In its current state, Breakpoint’s medium and small glitches are almost too numerous to count. Mercifully, they’re not game breaking. But between things like seeing your ghost suspended thirty feet in front of a vehicle or not being to grab intel because your context-sensitive actions are fixed on fallen soldiers ranges from comical to irritating. That said, Breakpoint does offer a number of improvements on its predecessor. Enemy AI is noticeably improved, and while foes still take cover slowly when a friend is shot, it’s gratifying for them to seek cover or occasionally ‘pie’ a corner. While the landmass can feel a bit empty at times, the game’s environments flaunt a number of eye-pleasing visual effects.
Soap Opera-Quality Cinematics
The Tom Clancy games have often been flirted with jingoism and xenophobia, much like the literature that inspired them. Ghost Recon Breakpoint tries to remedy that, with a tale of a former army commander and comrades who have gone rogue, taking over a South Pacific island named Auroa. Empathy for high-level renegades who become disheartened as they learn of a system’s failings isn’t new. Michael Bay’s The Rock wrought tension from the situation twenty years ago. Unfortunately, Breakpoint’s storytelling struggles to muster up any gravitas. Much of the blame falls on the cutscenes, where cliché creeps in with worrisome frequency.

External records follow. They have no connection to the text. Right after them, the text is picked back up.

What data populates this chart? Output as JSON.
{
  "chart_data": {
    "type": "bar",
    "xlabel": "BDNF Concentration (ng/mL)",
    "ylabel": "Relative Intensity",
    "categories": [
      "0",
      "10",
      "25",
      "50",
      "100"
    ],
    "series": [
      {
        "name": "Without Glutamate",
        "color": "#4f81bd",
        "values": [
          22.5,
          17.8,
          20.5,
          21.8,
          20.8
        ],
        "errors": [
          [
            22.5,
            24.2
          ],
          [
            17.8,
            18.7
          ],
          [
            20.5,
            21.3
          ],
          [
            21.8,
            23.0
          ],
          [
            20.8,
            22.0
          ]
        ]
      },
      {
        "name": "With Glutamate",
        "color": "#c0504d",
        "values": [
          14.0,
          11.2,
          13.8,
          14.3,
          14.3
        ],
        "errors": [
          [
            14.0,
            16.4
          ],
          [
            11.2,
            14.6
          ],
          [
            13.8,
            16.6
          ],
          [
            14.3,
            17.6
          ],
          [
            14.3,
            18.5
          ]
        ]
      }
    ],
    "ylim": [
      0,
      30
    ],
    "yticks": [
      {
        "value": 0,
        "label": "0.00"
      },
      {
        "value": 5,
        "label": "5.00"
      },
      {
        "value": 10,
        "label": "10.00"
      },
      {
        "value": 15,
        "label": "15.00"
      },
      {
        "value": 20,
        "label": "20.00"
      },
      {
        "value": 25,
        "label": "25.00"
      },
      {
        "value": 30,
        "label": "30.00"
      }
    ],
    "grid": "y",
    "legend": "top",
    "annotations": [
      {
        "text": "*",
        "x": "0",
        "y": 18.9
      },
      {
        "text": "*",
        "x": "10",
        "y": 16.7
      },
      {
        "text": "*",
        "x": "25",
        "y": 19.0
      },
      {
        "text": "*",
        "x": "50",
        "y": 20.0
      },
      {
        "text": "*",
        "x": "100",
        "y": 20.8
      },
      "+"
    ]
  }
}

I thought my eyes were going to roll right out of my head when a hospitalized comrade uses his last bit of energy to give the player a small drone.

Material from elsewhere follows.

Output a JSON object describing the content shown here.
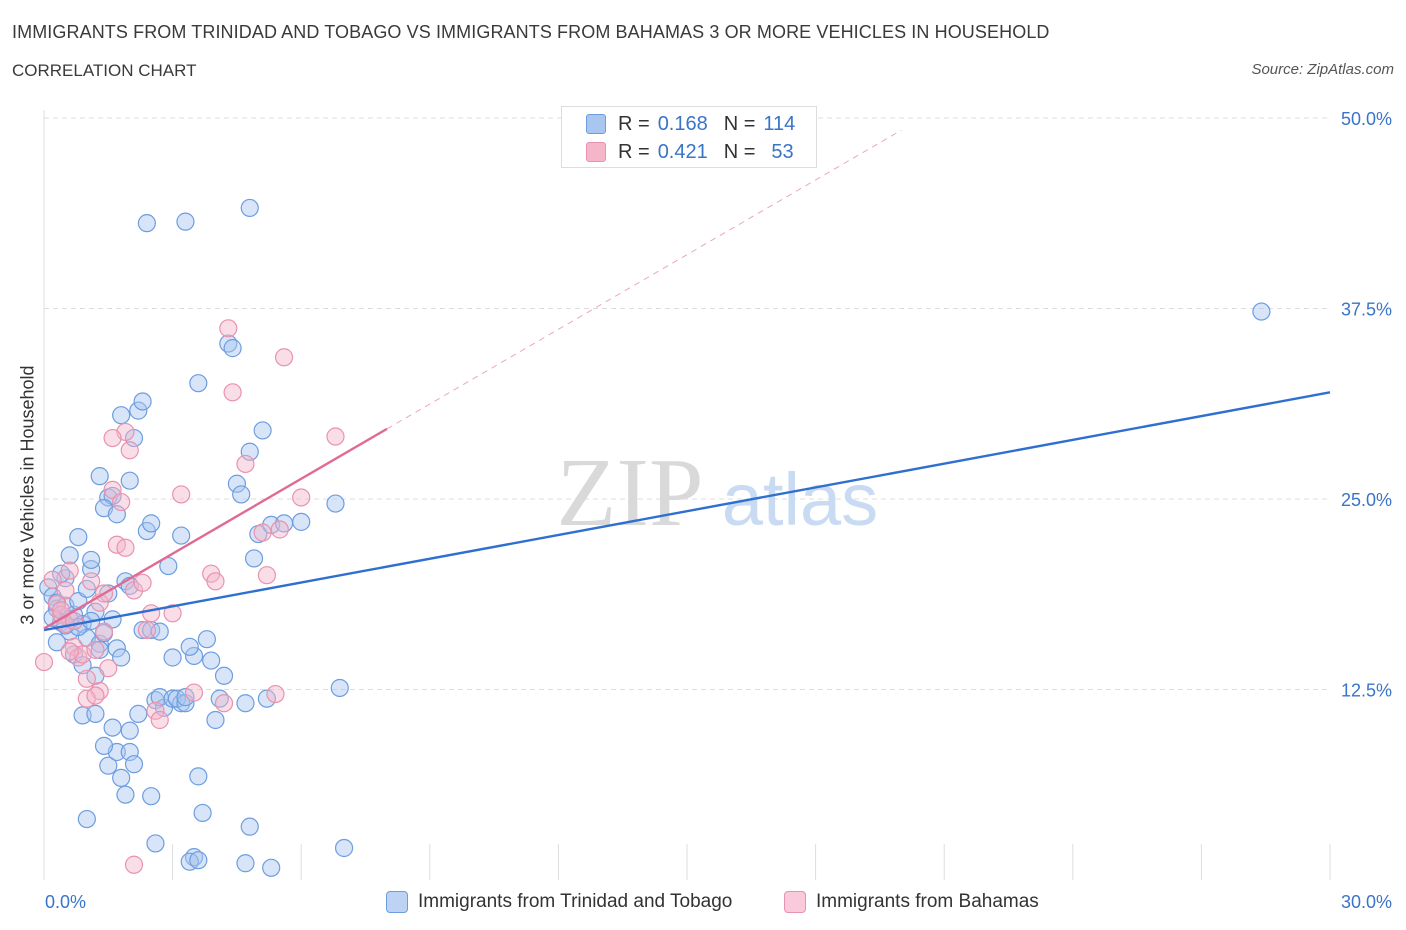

While Breakpoint turns the tables, pitting all the technology that once gave players an advantage against us, there’s little reflection to be found. While it’s doubtful that anyone jumps into a Ghost Recon game for the story, the modest ambitions here are disheartening. Breakpoint could have cultivated tension as you skulk Auroa’s ground, air, and sea. Perhaps, like Wildlands, the game will slowly metamorphize into something worth experiencing. Currently, Breakpoint feels like Ubisoft took concepts from its other key franchises and forced it into a ‘games as service’ framework. If either of these seem problematic to you, I’d encourage additional research before decided to enlist.
Tom Clancy’s Ghost Recon Breakpoint was played
on PC with review code provided by the publisher.